My client believed in this great country and thought he was calling for help. However, the State of Florida was failing him. In an instant, the ideals of a great nation were shattered. Law enforcement cared not what my client had to say (the more he denied the allegations, the more aggressively they would accuse him. During that three-hour interrogation - they lied to him saying they had evidence, they tried tricking him by telling him if he just admitted to the crime, that the child's mother didn't want to seek prosecution but just wanted him to get him help - and they even resorted to having him put his hand on a bible and threatened him with lying to God). Law enforcement cared not that the medical and forensic evidence was inconsistent with the allegations made. They failed him. Making the situation more precarious for my client, the prosecution now didn't even want the jury to hear about the exculpatory evidence, the inconsistent evidence or lack of evidence that permeated this case and objected vigorously to its inclusion at ever turn. It appeared this great country was epically failing my client after his call upon it for help.
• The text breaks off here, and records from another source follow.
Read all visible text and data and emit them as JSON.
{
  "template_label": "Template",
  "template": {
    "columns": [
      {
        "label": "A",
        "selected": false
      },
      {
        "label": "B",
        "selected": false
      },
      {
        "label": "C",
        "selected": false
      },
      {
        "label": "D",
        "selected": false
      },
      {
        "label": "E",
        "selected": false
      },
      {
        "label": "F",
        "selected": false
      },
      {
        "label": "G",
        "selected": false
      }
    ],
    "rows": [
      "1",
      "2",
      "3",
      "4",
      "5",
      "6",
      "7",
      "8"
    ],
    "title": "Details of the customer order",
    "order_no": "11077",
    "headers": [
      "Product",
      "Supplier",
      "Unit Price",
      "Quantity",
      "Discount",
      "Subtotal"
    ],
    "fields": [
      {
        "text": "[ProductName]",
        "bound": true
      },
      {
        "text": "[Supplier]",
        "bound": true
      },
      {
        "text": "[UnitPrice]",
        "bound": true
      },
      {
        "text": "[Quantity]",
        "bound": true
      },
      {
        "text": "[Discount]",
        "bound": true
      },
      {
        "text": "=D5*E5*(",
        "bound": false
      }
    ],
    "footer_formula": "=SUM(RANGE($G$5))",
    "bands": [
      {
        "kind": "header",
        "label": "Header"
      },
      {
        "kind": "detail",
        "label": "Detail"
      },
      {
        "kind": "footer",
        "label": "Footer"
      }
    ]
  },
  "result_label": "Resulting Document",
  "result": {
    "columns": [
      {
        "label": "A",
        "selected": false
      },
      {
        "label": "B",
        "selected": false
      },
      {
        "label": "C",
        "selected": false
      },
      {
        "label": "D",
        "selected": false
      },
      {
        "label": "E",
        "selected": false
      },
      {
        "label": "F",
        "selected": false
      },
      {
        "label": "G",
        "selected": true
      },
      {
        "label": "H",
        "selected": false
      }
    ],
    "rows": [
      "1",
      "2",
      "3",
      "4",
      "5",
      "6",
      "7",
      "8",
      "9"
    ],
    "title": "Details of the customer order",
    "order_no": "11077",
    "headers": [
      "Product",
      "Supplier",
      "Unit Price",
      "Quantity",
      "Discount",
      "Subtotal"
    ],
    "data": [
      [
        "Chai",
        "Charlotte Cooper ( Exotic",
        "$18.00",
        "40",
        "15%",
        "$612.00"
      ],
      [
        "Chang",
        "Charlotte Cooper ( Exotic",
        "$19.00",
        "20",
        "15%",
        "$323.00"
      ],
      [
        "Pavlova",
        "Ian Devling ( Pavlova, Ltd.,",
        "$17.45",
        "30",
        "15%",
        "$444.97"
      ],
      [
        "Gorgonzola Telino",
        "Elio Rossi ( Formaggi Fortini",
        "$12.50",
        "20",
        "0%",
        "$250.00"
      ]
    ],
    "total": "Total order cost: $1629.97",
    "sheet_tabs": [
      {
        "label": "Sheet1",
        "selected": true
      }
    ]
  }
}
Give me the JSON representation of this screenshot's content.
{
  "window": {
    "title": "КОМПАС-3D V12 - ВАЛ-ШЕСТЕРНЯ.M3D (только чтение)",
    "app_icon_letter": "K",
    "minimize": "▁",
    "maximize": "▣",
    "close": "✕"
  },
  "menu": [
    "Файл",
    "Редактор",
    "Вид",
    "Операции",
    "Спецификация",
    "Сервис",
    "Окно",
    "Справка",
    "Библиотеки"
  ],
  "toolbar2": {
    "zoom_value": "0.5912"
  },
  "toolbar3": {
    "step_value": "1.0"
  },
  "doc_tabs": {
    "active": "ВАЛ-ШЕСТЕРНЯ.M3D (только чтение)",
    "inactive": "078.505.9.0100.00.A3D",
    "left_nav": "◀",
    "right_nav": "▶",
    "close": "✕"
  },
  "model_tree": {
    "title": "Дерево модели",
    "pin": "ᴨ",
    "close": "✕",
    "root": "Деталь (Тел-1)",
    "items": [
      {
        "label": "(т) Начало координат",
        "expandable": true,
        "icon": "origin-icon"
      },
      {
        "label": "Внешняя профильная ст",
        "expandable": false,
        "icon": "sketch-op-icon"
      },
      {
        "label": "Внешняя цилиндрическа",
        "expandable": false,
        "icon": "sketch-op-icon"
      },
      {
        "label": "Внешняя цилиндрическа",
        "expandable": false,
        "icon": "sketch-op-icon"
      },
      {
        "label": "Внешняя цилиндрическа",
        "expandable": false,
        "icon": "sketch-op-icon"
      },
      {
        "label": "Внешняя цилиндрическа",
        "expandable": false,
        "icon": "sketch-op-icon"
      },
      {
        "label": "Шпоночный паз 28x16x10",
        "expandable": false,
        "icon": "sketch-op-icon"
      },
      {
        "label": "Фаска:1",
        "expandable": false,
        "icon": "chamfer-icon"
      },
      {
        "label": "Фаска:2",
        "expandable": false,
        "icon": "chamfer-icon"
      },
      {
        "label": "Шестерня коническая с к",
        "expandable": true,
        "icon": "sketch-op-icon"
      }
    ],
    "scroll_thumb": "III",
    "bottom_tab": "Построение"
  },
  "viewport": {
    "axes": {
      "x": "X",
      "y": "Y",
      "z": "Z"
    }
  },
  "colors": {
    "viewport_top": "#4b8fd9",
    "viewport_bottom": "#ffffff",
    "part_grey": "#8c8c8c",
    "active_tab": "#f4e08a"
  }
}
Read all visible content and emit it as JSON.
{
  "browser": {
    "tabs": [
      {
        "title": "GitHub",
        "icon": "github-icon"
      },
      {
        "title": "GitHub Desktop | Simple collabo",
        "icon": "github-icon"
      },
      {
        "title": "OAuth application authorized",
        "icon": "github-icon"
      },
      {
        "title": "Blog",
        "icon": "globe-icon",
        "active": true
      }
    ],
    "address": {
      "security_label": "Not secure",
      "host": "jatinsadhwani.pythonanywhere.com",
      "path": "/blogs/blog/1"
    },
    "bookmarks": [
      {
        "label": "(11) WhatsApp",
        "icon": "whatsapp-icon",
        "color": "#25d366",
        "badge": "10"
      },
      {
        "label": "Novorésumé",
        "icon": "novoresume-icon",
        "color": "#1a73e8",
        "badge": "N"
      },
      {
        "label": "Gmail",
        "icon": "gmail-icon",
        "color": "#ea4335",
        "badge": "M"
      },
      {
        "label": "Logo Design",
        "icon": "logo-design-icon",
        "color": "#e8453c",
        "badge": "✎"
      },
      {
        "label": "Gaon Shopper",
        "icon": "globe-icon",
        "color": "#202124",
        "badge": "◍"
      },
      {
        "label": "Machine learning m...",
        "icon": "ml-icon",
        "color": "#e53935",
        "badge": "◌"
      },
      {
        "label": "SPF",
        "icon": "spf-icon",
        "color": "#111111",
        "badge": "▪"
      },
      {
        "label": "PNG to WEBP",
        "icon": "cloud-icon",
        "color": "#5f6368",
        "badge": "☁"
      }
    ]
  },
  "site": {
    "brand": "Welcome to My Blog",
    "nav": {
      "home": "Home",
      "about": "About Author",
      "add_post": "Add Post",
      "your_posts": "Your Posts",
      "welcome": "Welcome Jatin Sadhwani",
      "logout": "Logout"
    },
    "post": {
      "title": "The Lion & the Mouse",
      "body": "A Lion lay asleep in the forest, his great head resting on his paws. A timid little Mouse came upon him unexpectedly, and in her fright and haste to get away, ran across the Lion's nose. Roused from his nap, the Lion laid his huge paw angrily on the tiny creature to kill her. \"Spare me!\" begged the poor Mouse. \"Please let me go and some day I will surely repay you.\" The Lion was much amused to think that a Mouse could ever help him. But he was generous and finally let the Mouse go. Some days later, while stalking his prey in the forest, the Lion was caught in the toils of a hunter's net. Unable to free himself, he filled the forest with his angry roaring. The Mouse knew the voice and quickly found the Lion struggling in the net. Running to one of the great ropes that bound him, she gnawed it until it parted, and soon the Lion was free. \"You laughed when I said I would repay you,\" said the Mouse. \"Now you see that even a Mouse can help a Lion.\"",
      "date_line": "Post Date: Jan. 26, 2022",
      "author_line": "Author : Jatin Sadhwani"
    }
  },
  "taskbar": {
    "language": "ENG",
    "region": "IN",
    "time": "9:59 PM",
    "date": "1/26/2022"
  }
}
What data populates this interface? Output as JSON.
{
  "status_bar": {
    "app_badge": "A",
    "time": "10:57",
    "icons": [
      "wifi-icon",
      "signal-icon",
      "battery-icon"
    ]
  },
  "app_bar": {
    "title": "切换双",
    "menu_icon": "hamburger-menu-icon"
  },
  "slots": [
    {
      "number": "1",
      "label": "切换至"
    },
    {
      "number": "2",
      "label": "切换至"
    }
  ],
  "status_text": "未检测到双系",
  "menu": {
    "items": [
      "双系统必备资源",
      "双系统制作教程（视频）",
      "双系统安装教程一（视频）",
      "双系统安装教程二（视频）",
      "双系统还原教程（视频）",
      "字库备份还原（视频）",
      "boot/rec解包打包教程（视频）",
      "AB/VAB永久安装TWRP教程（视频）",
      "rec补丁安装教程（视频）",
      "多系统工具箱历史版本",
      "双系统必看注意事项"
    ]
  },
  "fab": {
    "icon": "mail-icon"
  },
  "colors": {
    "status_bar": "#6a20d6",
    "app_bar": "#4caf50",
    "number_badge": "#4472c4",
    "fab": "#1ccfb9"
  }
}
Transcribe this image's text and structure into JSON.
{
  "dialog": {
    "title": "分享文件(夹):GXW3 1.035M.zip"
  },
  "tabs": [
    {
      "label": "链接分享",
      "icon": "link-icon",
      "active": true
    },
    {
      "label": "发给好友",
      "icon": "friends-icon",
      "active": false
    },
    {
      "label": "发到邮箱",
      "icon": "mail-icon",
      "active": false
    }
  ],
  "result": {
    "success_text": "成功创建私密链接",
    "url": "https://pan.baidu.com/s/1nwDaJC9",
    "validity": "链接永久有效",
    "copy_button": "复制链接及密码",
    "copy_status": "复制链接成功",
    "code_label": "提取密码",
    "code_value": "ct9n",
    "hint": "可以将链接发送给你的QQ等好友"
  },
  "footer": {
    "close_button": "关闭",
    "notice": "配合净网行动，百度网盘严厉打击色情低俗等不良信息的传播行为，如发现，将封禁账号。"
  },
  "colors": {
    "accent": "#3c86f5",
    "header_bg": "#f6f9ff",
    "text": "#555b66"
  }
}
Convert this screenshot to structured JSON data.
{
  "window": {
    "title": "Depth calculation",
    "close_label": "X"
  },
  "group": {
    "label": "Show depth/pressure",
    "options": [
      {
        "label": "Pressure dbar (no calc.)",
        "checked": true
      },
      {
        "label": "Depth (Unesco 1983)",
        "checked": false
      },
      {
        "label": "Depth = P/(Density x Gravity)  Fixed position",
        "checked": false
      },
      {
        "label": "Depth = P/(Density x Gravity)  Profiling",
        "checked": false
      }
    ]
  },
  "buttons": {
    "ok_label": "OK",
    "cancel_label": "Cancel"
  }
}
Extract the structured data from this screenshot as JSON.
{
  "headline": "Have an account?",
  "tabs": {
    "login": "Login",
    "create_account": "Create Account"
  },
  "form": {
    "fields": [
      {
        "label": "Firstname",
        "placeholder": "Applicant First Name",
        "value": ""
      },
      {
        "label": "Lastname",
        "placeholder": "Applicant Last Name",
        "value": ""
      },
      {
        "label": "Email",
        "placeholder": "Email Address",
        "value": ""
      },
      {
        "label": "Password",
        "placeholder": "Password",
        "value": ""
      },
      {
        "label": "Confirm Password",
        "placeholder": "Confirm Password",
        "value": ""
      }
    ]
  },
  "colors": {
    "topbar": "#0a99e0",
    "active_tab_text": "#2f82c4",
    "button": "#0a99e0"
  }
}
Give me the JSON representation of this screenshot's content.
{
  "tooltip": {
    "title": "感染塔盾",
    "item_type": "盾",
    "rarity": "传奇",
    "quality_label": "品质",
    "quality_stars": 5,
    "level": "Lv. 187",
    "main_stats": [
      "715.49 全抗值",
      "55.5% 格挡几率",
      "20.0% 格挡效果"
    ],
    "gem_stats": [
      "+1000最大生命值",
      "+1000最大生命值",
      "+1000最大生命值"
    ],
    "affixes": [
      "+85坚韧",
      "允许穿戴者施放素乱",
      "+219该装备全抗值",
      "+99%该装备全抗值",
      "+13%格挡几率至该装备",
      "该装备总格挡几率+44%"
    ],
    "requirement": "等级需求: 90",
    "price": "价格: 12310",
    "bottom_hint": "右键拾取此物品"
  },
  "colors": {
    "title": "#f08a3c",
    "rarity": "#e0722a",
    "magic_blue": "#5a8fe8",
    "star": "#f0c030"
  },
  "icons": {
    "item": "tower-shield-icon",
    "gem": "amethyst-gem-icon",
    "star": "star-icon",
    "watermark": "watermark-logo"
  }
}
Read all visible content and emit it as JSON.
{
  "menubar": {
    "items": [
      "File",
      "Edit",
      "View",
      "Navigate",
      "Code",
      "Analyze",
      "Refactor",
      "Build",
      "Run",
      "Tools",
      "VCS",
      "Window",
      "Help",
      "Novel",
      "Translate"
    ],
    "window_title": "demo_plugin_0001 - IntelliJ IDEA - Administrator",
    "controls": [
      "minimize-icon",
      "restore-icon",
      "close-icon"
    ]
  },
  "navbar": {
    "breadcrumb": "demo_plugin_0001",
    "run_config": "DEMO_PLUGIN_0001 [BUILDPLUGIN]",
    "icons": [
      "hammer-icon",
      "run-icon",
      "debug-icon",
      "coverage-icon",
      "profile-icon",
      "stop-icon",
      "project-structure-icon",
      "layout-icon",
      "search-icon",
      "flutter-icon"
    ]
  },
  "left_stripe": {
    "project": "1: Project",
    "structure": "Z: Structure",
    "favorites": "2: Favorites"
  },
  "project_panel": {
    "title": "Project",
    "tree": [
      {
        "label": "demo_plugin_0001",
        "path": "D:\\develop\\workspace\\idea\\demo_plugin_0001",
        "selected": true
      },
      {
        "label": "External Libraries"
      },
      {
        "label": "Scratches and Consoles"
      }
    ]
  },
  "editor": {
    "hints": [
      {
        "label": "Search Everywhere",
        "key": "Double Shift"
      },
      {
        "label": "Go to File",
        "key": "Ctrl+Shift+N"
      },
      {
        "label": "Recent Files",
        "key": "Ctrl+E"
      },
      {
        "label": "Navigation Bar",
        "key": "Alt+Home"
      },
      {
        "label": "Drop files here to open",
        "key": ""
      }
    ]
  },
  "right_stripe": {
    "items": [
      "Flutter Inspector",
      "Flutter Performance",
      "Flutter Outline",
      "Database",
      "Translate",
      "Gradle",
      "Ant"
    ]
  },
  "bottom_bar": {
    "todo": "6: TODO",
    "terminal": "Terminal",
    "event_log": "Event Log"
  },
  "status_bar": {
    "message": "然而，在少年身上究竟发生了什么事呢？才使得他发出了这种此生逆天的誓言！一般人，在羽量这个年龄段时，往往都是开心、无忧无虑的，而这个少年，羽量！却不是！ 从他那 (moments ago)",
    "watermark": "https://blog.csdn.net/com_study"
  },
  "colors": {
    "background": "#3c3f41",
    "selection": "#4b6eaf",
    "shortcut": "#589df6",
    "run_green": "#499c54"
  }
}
But it wasn't. America doesn't fail people. Because while law enforcement, prosecutors, and the great State of Florida refused to help my client; help was coming. Our country doesn't only provide law enforcement; we also provide the constitutional right to an attorney and a jury.
Help was long overdue and inexcusably delayed, but my client received it. He got Lyle B. Mazin, Esq. and a jury.
I fought tooth and nail to let this jury hear the facts they needed to hear. While the prosecutors didn't call the FDLE expert as a witness in their case and chief, I surely did in mine. Further, law enforcement's investigation never led them to a critical witness that had information that the child had admitted to lying about details of the rape. I found that witness through our investigation. However, while her information was known to the prosecution (I had previously called this witness to give sworn testimony during a pre-trial hearing), the prosecutors again did not call this witness in their case and chief. However, I sure as hell did in mine.
After 7 months in jail, 3 and 1/2 years of litigation and 4 days of trial, help arrived. This constitutionally-guaranteed lawyer fought and then that constitutionally-guaranteed jury spoke: "Not Guilty, so say we all."